Implementation Checklist

Code Changes

  • Add fsnotify to go.mod
  • Create cmd/bd/daemon_watcher.go
  • Create cmd/bd/daemon_debouncer.go
  • Create cmd/bd/daemon_event_loop.go
  • Modify internal/rpc/server.go (add mutation channel)
  • Add BEADS_DAEMON_MODE flag handling
  • Add fallback to polling on watcher failure

Tests

  • Unit tests for Debouncer
  • Unit tests for FileWatcher
  • Integration test: mutation → export latency
  • Integration test: file change → import latency
  • Stress test: event storm (100+ rapid changes)
  • Platform tests: Linux, macOS, Windows
  • Edge case test: watcher failure recovery
  • Edge case test: file inode change (git checkout)

Documentation

  • Update AGENTS.md (event-driven mode)
  • Add docs/architecture/event_driven.md (this doc)
  • Update bd daemon --help (add --mode flag)
  • Add troubleshooting guide (watcher failures)
  • Write migration guide (for users hitting issues)

Rollout

  • Phase 1: Parallel implementation (opt-in)
  • Phase 2: Dogfooding (beads repo itself)
  • Phase 3: Default switchover
  • Phase 4: Announce in release notes

Open Questions

  1. Should git hooks be required or optional?

    • Recommendation: Optional (file watcher is sufficient)
  2. What debounce duration is optimal?

    • Recommendation: 500ms default, configurable
    • Could use adaptive timing based on event frequency
  3. Should we track event statistics permanently?

    • Recommendation: In-memory only (reset on daemon restart)
    • Could add bd daemon stats --export for debugging
  4. What happens if fsnotify doesn't support filesystem?
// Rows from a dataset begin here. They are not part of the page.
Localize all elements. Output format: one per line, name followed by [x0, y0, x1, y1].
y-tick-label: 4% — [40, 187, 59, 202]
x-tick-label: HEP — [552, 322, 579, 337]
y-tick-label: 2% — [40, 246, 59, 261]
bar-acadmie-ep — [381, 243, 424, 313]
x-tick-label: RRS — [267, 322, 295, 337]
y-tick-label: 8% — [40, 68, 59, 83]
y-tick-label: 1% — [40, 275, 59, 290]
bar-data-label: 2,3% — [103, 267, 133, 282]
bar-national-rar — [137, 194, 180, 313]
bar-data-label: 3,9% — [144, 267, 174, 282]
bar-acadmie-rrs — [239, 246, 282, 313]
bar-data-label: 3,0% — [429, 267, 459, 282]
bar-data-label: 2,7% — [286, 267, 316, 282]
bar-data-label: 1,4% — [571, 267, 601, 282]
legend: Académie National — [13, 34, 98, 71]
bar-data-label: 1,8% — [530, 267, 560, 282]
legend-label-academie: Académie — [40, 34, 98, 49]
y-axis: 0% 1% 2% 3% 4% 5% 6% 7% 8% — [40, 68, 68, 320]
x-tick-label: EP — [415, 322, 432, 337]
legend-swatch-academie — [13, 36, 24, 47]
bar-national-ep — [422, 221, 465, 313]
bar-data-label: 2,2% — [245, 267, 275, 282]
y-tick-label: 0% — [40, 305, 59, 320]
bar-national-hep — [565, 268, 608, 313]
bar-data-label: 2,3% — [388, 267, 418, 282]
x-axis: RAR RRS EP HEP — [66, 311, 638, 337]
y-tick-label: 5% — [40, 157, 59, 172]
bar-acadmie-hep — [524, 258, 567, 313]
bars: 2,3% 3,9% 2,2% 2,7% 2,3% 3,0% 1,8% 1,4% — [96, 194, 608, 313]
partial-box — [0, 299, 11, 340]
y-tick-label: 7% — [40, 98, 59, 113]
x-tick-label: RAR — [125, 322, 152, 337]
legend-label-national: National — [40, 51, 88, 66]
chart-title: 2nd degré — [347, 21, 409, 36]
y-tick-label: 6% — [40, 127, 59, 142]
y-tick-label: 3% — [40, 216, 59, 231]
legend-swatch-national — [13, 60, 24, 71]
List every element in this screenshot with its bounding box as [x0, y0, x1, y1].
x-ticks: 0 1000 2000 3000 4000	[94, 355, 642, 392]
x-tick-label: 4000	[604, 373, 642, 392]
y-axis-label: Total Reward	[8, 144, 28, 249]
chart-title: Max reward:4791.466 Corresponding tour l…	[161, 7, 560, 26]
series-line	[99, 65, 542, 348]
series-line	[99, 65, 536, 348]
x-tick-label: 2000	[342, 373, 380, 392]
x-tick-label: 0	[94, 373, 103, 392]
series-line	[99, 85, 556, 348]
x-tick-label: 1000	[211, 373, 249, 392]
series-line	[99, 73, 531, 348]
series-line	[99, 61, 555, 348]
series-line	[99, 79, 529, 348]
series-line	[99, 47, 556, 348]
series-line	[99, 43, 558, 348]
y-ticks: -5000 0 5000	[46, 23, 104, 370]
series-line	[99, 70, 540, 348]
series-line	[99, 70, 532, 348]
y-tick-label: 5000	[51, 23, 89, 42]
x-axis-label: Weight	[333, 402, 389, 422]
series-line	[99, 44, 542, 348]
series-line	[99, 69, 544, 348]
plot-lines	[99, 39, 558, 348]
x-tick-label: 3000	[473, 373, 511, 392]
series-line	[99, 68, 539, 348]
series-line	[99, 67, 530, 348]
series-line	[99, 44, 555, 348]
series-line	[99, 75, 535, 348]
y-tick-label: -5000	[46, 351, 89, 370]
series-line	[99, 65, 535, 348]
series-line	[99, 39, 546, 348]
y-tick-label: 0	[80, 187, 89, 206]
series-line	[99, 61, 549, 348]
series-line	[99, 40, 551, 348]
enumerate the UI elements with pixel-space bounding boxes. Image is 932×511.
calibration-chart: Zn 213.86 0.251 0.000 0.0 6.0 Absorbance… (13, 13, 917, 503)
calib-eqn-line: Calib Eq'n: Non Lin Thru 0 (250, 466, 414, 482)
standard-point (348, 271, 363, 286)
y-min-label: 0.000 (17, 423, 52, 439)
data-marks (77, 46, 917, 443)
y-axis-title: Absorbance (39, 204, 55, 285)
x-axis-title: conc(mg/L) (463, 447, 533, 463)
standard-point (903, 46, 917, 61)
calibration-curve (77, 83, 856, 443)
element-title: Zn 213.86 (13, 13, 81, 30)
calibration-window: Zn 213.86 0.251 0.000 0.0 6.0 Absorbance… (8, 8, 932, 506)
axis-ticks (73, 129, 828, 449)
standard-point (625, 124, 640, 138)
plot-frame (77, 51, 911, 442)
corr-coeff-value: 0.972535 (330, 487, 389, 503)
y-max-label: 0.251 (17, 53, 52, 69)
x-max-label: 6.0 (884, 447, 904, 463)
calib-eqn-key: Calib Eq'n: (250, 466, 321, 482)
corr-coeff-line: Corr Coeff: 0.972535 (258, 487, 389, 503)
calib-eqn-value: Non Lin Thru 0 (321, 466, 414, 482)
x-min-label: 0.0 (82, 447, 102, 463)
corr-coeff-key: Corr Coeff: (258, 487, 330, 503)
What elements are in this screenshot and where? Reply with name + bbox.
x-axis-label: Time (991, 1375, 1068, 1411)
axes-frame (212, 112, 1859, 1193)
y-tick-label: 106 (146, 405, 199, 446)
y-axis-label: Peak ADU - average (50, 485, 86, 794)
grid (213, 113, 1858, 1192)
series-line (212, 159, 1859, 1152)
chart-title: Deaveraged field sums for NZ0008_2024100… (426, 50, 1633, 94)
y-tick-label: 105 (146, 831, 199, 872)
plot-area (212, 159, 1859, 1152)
    • Recommendation: Automatic fallback to polling with warning
  5. Should mutation events be buffered or dropped if channel full?

    • Recommendation: Buffered (size 100), then drop oldest
    • Worst case: Export delayed by 500ms, but no data loss

Conclusion

Event-driven architecture is a natural evolution after cache removal:

  • Eliminates stale data issues
  • Reduces CPU usage significantly
  • Improves user experience with instant feedback
  • Builds on simplified per-project daemon model

Recommended: Proceed with Phase 1 implementation, targeting 2-3 week timeline for opt-in release.